While Tokyo residents were advised to stay indoors for the second consecutive weekend, novel coronavirus infections continued spiking on April 4 in the capital with 118 new cases reported.

That marked the first time the daily total topped 100, bringing the overall total in Tokyo to 891.

As of 11:35 p.m. that day, the number of new infections across Japan stood at 369, setting a new daily high.

The figure was pushed up by the continued surge in urban areas such as Tokyo and Osaka Prefecture. In Osaka Prefecture, 41 new infections were confirmed on April 4, a record for a single day there.

The same day, there were five deaths in Tokyo from complications from COVID-19, the disease caused by the virus, and one death each in Osaka Prefecture and Gifu Prefecture.

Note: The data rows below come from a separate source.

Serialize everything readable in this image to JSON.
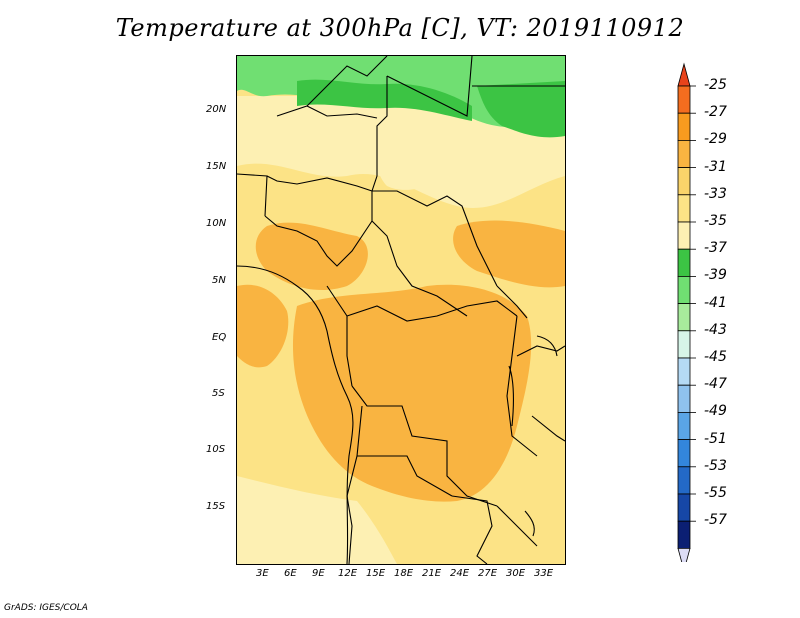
{
  "title": "Temperature at 300hPa [C], VT: 2019110912",
  "credit": "GrADS: IGES/COLA",
  "axes": {
    "lat_ticks": [
      "20N",
      "15N",
      "10N",
      "5N",
      "EQ",
      "5S",
      "10S",
      "15S"
    ],
    "lon_ticks": [
      "3E",
      "6E",
      "9E",
      "12E",
      "15E",
      "18E",
      "21E",
      "24E",
      "27E",
      "30E",
      "33E"
    ]
  },
  "legend": {
    "levels": [
      {
        "label": "-25",
        "color": "#f46d1f"
      },
      {
        "label": "-27",
        "color": "#f89b1f"
      },
      {
        "label": "-29",
        "color": "#f9b441"
      },
      {
        "label": "-31",
        "color": "#fad46a"
      },
      {
        "label": "-33",
        "color": "#fce386"
      },
      {
        "label": "-35",
        "color": "#fdf0b3"
      },
      {
        "label": "-37",
        "color": "#3cc444"
      },
      {
        "label": "-39",
        "color": "#70df72"
      },
      {
        "label": "-41",
        "color": "#a8ec9c"
      },
      {
        "label": "-43",
        "color": "#d6f5e8"
      },
      {
        "label": "-45",
        "color": "#b5daf5"
      },
      {
        "label": "-47",
        "color": "#8fc2ee"
      },
      {
        "label": "-49",
        "color": "#5aa5e6"
      },
      {
        "label": "-51",
        "color": "#3386dc"
      },
      {
        "label": "-53",
        "color": "#2369c7"
      },
      {
        "label": "-55",
        "color": "#1647a6"
      },
      {
        "label": "-57",
        "color": "#0b1f73"
      }
    ],
    "top_arrow_color": "#e8431b",
    "bottom_arrow_color": "#dcdcf5"
  }
}
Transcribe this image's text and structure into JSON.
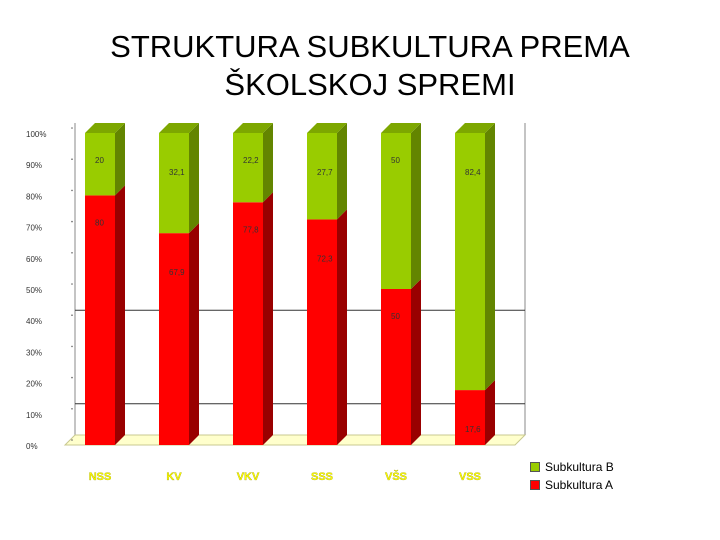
{
  "slide": {
    "title_line1": "STRUKTURA SUBKULTURA PREMA",
    "title_line2": "ŠKOLSKOJ SPREMI"
  },
  "chart_data": {
    "type": "bar",
    "stacked": true,
    "percent": true,
    "categories": [
      "NSS",
      "KV",
      "VKV",
      "SSS",
      "VŠS",
      "VSS"
    ],
    "series": [
      {
        "name": "Subkultura A",
        "color": "#ff0000",
        "values": [
          80,
          67.9,
          77.8,
          72.3,
          50,
          17.6
        ],
        "labels": [
          "80",
          "67,9",
          "77,8",
          "72,3",
          "50",
          "17,6"
        ]
      },
      {
        "name": "Subkultura B",
        "color": "#99cc00",
        "values": [
          20,
          32.1,
          22.2,
          27.7,
          50,
          82.4
        ],
        "labels": [
          "20",
          "32,1",
          "22,2",
          "27,7",
          "50",
          "82,4"
        ]
      }
    ],
    "yticks": [
      "0%",
      "10%",
      "20%",
      "30%",
      "40%",
      "50%",
      "60%",
      "70%",
      "80%",
      "90%",
      "100%"
    ],
    "ylim": [
      0,
      100
    ],
    "legend_position": "bottom-right",
    "category_label_color": "#ffff00"
  }
}
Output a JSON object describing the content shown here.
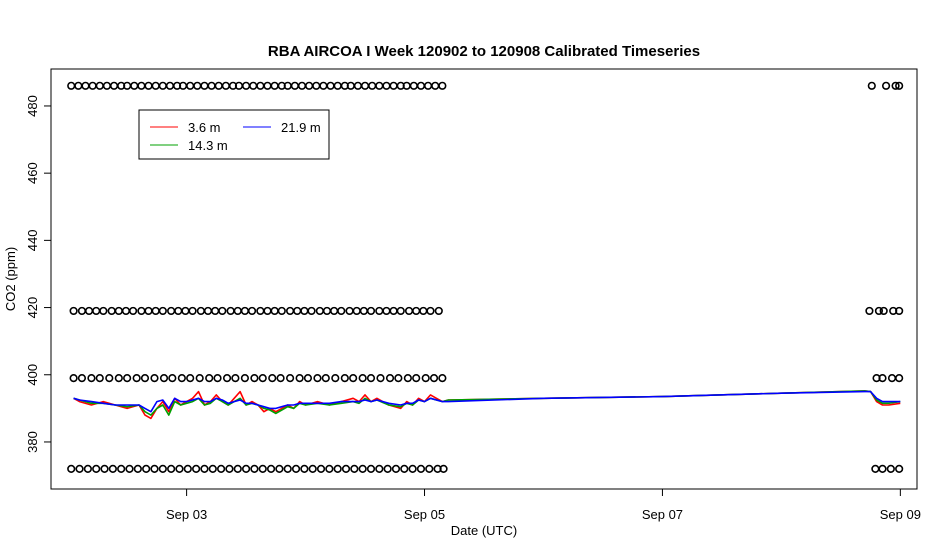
{
  "chart_data": {
    "type": "line",
    "title": "RBA AIRCOA I  Week 120902 to 120908  Calibrated Timeseries",
    "xlabel": "Date (UTC)",
    "ylabel": "CO2 (ppm)",
    "x_ticks": [
      {
        "label": "Sep 03",
        "day": 3
      },
      {
        "label": "Sep 05",
        "day": 5
      },
      {
        "label": "Sep 07",
        "day": 7
      },
      {
        "label": "Sep 09",
        "day": 9
      }
    ],
    "y_ticks": [
      380,
      400,
      420,
      440,
      460,
      480
    ],
    "xlim": [
      1.86,
      9.14
    ],
    "ylim": [
      366,
      491
    ],
    "legend": {
      "position": "top-left",
      "columns": 2
    },
    "colors": {
      "3.6 m": "#ff0000",
      "14.3 m": "#00a000",
      "21.9 m": "#0000ff"
    },
    "series": [
      {
        "name": "3.6 m",
        "color": "#ff0000",
        "x": [
          2.05,
          2.1,
          2.2,
          2.3,
          2.4,
          2.5,
          2.6,
          2.65,
          2.7,
          2.75,
          2.8,
          2.85,
          2.9,
          2.95,
          3.0,
          3.05,
          3.1,
          3.15,
          3.2,
          3.25,
          3.3,
          3.35,
          3.4,
          3.45,
          3.5,
          3.55,
          3.6,
          3.65,
          3.7,
          3.75,
          3.8,
          3.85,
          3.9,
          3.95,
          4.0,
          4.1,
          4.2,
          4.3,
          4.4,
          4.45,
          4.5,
          4.55,
          4.6,
          4.7,
          4.8,
          4.85,
          4.9,
          4.95,
          5.0,
          5.05,
          5.1,
          5.15,
          5.2,
          6.0,
          7.0,
          8.0,
          8.7,
          8.75,
          8.8,
          8.85,
          8.9,
          9.0
        ],
        "y": [
          393,
          392,
          391,
          392,
          391,
          390,
          391,
          388,
          387,
          390,
          392,
          389,
          393,
          391,
          392,
          393,
          395,
          391,
          392,
          394,
          392,
          391,
          393,
          395,
          391,
          392,
          391,
          389,
          390,
          389,
          390,
          391,
          390,
          392,
          391,
          392,
          391,
          392,
          393,
          392,
          394,
          392,
          393,
          391,
          390,
          392,
          391,
          393,
          392,
          394,
          393,
          392,
          392.5,
          393,
          393.5,
          394.5,
          395.2,
          395,
          392,
          391,
          391,
          391.5
        ]
      },
      {
        "name": "14.3 m",
        "color": "#00a000",
        "x": [
          2.05,
          2.1,
          2.2,
          2.3,
          2.4,
          2.5,
          2.6,
          2.65,
          2.7,
          2.75,
          2.8,
          2.85,
          2.9,
          2.95,
          3.0,
          3.05,
          3.1,
          3.15,
          3.2,
          3.25,
          3.3,
          3.35,
          3.4,
          3.45,
          3.5,
          3.55,
          3.6,
          3.65,
          3.7,
          3.75,
          3.8,
          3.85,
          3.9,
          3.95,
          4.0,
          4.1,
          4.2,
          4.3,
          4.4,
          4.45,
          4.5,
          4.55,
          4.6,
          4.7,
          4.8,
          4.85,
          4.9,
          4.95,
          5.0,
          5.05,
          5.1,
          5.15,
          5.2,
          6.0,
          7.0,
          8.0,
          8.7,
          8.75,
          8.8,
          8.85,
          8.9,
          9.0
        ],
        "y": [
          393,
          392.5,
          391.5,
          391.5,
          391,
          390.5,
          391,
          389,
          388,
          390,
          391,
          388,
          392,
          391,
          391.5,
          392,
          393,
          391,
          391.5,
          393,
          392,
          391,
          392,
          393,
          391,
          391.5,
          391,
          390,
          389.5,
          388.5,
          389.5,
          390.5,
          390,
          391.5,
          391,
          391.5,
          391,
          391.5,
          392,
          391.5,
          393,
          392,
          392.5,
          391,
          390.5,
          391.5,
          391,
          392.5,
          392,
          393,
          392.5,
          392,
          392.5,
          393,
          393.5,
          394.5,
          395.2,
          395,
          392.5,
          391.5,
          391.5,
          392
        ]
      },
      {
        "name": "21.9 m",
        "color": "#0000ff",
        "x": [
          2.05,
          2.1,
          2.2,
          2.3,
          2.4,
          2.5,
          2.6,
          2.65,
          2.7,
          2.75,
          2.8,
          2.85,
          2.9,
          2.95,
          3.0,
          3.05,
          3.1,
          3.15,
          3.2,
          3.25,
          3.3,
          3.35,
          3.4,
          3.45,
          3.5,
          3.55,
          3.6,
          3.65,
          3.7,
          3.75,
          3.8,
          3.85,
          3.9,
          3.95,
          4.0,
          4.1,
          4.2,
          4.3,
          4.4,
          4.45,
          4.5,
          4.55,
          4.6,
          4.7,
          4.8,
          4.85,
          4.9,
          4.95,
          5.0,
          5.05,
          5.1,
          5.15,
          5.2,
          6.0,
          7.0,
          8.0,
          8.7,
          8.75,
          8.8,
          8.85,
          8.9,
          9.0
        ],
        "y": [
          393,
          392.5,
          392,
          391.5,
          391,
          391,
          391,
          390,
          389,
          392,
          392.5,
          390,
          393,
          392,
          392,
          392.5,
          393,
          392,
          392,
          393,
          392.5,
          391.5,
          392,
          392.5,
          391.5,
          391.5,
          391,
          390.5,
          390,
          390,
          390.5,
          391,
          391,
          391.5,
          391.5,
          391.5,
          391.5,
          392,
          392,
          392,
          392.5,
          392,
          392.5,
          391.5,
          391,
          391.5,
          391.5,
          392.5,
          392,
          393,
          392.5,
          392,
          392,
          393,
          393.5,
          394.5,
          395,
          395,
          393,
          392,
          392,
          392
        ]
      }
    ],
    "flag_markers": {
      "symbol": "o",
      "rows": [
        {
          "y": 486,
          "x": [
            2.03,
            2.09,
            2.15,
            2.21,
            2.27,
            2.33,
            2.39,
            2.45,
            2.5,
            2.56,
            2.62,
            2.68,
            2.74,
            2.8,
            2.86,
            2.92,
            2.97,
            3.03,
            3.09,
            3.15,
            3.21,
            3.27,
            3.33,
            3.39,
            3.44,
            3.5,
            3.56,
            3.62,
            3.68,
            3.74,
            3.8,
            3.85,
            3.91,
            3.97,
            4.03,
            4.09,
            4.15,
            4.21,
            4.27,
            4.33,
            4.38,
            4.44,
            4.5,
            4.56,
            4.62,
            4.68,
            4.74,
            4.8,
            4.85,
            4.91,
            4.97,
            5.03,
            5.09,
            5.15,
            8.76,
            8.88,
            8.96,
            8.99
          ]
        },
        {
          "y": 419,
          "x": [
            2.05,
            2.12,
            2.18,
            2.24,
            2.3,
            2.37,
            2.43,
            2.49,
            2.55,
            2.62,
            2.68,
            2.74,
            2.8,
            2.87,
            2.93,
            2.99,
            3.05,
            3.12,
            3.18,
            3.24,
            3.3,
            3.37,
            3.43,
            3.49,
            3.55,
            3.62,
            3.68,
            3.74,
            3.8,
            3.87,
            3.93,
            3.99,
            4.05,
            4.12,
            4.18,
            4.24,
            4.3,
            4.37,
            4.43,
            4.49,
            4.55,
            4.62,
            4.68,
            4.74,
            4.8,
            4.87,
            4.93,
            4.99,
            5.05,
            5.12,
            8.74,
            8.82,
            8.86,
            8.94,
            8.99
          ]
        },
        {
          "y": 399,
          "x": [
            2.05,
            2.12,
            2.2,
            2.27,
            2.35,
            2.43,
            2.5,
            2.58,
            2.65,
            2.73,
            2.81,
            2.88,
            2.96,
            3.03,
            3.11,
            3.19,
            3.26,
            3.34,
            3.41,
            3.49,
            3.57,
            3.64,
            3.72,
            3.79,
            3.87,
            3.95,
            4.02,
            4.1,
            4.17,
            4.25,
            4.33,
            4.4,
            4.48,
            4.55,
            4.63,
            4.71,
            4.78,
            4.86,
            4.93,
            5.01,
            5.08,
            5.15,
            8.8,
            8.85,
            8.93,
            8.99
          ]
        },
        {
          "y": 372,
          "x": [
            2.03,
            2.1,
            2.17,
            2.24,
            2.31,
            2.38,
            2.45,
            2.52,
            2.59,
            2.66,
            2.73,
            2.8,
            2.87,
            2.94,
            3.01,
            3.08,
            3.15,
            3.22,
            3.29,
            3.36,
            3.43,
            3.5,
            3.57,
            3.64,
            3.71,
            3.78,
            3.85,
            3.92,
            3.99,
            4.06,
            4.13,
            4.2,
            4.27,
            4.34,
            4.41,
            4.48,
            4.55,
            4.62,
            4.69,
            4.76,
            4.83,
            4.9,
            4.97,
            5.04,
            5.11,
            5.16,
            8.79,
            8.85,
            8.92,
            8.99
          ]
        }
      ]
    }
  }
}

Tokyo officials said the virus has been spreading fast among young people since late March, when the metropolitan government began reporting a spike in the number of patients.

Of the new cases confirmed in Tokyo on April 4, people in their 30s represented the largest group of the infected, at 21, followed by those in their 20s and 40s, at 19 each.

The Metropolitan Police Department in Tokyo announced on April 4 that a 23-year-old female officer with its Akasaka Police Station in Minato Ward was confirmed infected.

The MPD ordered 72 officers at the station who have had contact with her to stay home as a precaution. The department assigned more than 100 officers to the Akasaka Police Station from the MPD’s headquarters to fill the vacancies.